Inside the other canopy were chairs, the heaters, a table with fruit, chips, water, power aid, coke, mountain dew, ginger ale, cookies, candy, peanut butter and jelly sandwiches, gu, salt tablets, salted potatoes and various over the counter medications. We were ready for any blister or foot issue the runners presented with. We had massage tools for tight muscles and blankets to wrap cold runners.

There were fourteen of us out on the top of the last climb in the race waiting for runners. From my team I had Swiss Miss, Spongebunny, EZ, J$, Gear Gnome, Cousin Jon, and myself. There were four people from the ham radio team and three other volunteers.

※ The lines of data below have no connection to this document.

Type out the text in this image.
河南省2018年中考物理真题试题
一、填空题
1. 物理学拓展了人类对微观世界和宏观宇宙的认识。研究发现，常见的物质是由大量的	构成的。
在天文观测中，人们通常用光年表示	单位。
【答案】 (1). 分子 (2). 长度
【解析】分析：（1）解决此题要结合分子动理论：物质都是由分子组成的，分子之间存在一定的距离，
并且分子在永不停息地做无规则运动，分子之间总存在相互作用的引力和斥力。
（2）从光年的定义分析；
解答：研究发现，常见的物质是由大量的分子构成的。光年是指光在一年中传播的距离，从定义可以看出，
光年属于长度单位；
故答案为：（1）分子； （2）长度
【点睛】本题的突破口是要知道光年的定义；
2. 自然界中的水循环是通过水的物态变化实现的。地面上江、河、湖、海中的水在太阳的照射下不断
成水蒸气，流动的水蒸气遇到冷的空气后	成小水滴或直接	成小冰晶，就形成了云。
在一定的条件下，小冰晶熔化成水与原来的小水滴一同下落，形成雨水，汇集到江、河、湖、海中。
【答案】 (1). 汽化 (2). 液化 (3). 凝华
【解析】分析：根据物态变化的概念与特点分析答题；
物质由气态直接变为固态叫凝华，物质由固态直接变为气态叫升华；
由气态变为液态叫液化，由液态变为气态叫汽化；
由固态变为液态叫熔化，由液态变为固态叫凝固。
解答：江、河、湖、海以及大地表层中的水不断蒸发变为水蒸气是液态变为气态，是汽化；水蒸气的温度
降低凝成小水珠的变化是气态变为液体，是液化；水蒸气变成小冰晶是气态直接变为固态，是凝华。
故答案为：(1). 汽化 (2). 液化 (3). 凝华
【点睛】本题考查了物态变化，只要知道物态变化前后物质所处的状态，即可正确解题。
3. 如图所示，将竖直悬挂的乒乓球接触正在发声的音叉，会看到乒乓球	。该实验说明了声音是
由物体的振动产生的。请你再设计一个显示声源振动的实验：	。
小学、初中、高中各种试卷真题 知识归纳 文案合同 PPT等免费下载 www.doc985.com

We massaged them, filled their water bottles, brought their drop backs to them, and packed them full of snacks for their last ten miles.

The greatest thing we had at our aid stations was the portable propane pizza oven. We were able to bake fresh pizza (take and bake pizzas) right there for the runners and volunteers.

We didn’t expect any runners before 10:00 pm, but we arrived at 430 pm to set up before dark and before any rain began to fall. Forty-three runners started running Friday morning at 7:00 am. Just under thirty runners came through aid station 13. No one dropped out at our aid station. We tried not to let them linger for too long because body temperature drops quickly when you stop running.

The first runner arrived just before midnight. We went a little way down the road to meet him as he came in, telling him about the options available and asking what he needed. The look we got when we told them there was fresh baked pizza was so worth the cost of getting the oven and pizzas.

“You have pizza?”

“Yes, fresh baked right here.”

“Oh my god! I love pizza.”

“Let’s get you into a chair and you can have all you want.”

We’d usher them into the warm space, sit them down, and set a piece of warm pizza in their waiting hands.

Through a mouth full of pizza they each said, “This is the best pizza I have ever had!”

Cost of the pizza and oven $300.00; The appreciation and joy on runners faces at mile 89, priceless.